Scientists Build “First Living Robots” From Frog Stem Cells
"It's a new class of artifact: a living, programmable organism."
A team of researchers have built what they claim to be the first living robots. The “xenobots,” they say, can move, pick up objects, and even heal themselves after being cut.
The team is hoping the biological machines could one day be used to clean up microplastics in the ocean or even deliver drugs inside the human body, The Guardian reports.
To build the robots, the team used living cells from frog embryos and assembled them into primitive beings.
"These are novel living machines," research co-lead Joshua Bongard, robotics expert at the University of Vermont, said in a statement. "They’re neither a traditional robot nor a known species of animal.
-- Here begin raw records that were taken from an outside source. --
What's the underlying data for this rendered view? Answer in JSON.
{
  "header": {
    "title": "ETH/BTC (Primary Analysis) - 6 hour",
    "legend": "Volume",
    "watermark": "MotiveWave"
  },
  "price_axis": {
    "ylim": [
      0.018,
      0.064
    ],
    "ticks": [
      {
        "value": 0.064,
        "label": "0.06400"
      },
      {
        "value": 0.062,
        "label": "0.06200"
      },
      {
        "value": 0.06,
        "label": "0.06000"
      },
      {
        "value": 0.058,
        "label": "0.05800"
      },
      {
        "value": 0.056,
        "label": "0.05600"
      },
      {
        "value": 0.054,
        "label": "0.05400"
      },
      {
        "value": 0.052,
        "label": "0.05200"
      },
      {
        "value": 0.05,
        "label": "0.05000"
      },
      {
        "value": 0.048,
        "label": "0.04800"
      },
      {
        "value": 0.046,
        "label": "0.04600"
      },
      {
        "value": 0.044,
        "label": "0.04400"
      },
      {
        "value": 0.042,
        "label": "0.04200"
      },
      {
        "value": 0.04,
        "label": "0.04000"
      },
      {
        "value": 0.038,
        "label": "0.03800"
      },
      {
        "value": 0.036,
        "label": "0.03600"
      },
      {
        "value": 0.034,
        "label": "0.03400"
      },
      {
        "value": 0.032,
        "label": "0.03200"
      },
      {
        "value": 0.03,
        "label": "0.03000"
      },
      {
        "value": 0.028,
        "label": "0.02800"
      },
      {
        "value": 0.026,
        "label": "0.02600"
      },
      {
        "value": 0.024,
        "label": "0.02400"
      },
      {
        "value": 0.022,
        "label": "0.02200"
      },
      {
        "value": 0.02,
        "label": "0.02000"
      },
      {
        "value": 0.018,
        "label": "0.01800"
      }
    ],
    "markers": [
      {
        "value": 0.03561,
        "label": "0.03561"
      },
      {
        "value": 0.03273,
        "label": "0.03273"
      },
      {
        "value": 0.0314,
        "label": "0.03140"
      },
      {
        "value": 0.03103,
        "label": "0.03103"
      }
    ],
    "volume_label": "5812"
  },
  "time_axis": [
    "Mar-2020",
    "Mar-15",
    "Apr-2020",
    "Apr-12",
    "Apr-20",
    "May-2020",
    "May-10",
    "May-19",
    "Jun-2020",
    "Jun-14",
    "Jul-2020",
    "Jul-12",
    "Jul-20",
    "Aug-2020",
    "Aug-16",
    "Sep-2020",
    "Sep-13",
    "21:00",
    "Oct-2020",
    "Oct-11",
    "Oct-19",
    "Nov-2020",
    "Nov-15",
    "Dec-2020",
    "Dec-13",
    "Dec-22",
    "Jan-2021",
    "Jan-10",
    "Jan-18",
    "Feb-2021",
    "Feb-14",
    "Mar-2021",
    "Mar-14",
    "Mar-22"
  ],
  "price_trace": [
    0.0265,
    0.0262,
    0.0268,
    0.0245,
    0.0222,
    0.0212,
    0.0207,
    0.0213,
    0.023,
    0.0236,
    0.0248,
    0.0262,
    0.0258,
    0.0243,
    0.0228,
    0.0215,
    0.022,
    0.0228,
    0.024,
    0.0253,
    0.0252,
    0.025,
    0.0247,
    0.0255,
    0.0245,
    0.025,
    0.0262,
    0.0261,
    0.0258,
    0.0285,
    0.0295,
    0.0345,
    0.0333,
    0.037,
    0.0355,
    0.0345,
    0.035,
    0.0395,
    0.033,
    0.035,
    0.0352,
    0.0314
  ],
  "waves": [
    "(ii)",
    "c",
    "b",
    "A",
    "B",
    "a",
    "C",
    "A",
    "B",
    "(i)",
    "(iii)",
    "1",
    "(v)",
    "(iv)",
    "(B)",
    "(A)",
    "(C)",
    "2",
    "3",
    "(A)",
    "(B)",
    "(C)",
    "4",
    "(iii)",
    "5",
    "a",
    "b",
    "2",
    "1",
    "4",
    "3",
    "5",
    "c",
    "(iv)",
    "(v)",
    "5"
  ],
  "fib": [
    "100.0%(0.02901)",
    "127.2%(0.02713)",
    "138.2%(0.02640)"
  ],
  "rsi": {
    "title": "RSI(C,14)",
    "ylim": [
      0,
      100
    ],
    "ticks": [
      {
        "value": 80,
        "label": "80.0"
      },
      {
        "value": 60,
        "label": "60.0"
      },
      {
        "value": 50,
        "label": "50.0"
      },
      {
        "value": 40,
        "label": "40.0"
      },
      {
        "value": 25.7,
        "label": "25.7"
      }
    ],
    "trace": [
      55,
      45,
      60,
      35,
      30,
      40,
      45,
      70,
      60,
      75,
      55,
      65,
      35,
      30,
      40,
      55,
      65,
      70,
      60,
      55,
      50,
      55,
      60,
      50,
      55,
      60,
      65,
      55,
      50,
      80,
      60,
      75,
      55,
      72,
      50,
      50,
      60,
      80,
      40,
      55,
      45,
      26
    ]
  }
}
It’s a new class of artifact: a living, programmable organism."
The millimeter-length robots were designed by a supercomputer running an “evolutionary algorithm” that tested thousands of 3D designs for rudimentary life forms inside a simulation. The scientists then built a handful of the designs, which were able to propel themselves forward or fulfill a basic task inside the simulation using tweezers and cauterizing tools.
The tiny robots had about a week to ten days of “power” courtesy of living heart muscle cells that were able to expand and contract on their own.
And they were laborious little critters. In tests outlined in a paper published in the journal Proceedings of the National Academy of Sciences today, some were able to push tiny pellets into a central location on dishes of water, while others carried an object around.
The biological robots have an advantage over their much larger metal or plastic brethren — they leave no trace behind.
"These xenobots are fully biodegradable," Bongard said in the statement. "When they’re done with their job after seven days, they’re just dead skin cell.
"These are very small, but ultimately the plan is to make them to scale," co-author Michael Levin, the director of the Allen Discovery Center at Tufts University, told The Guardian. They could be built with other cells, including blood vessels, or nerve cells, to gain cognitive capabilities — but that won’t happen any time soon.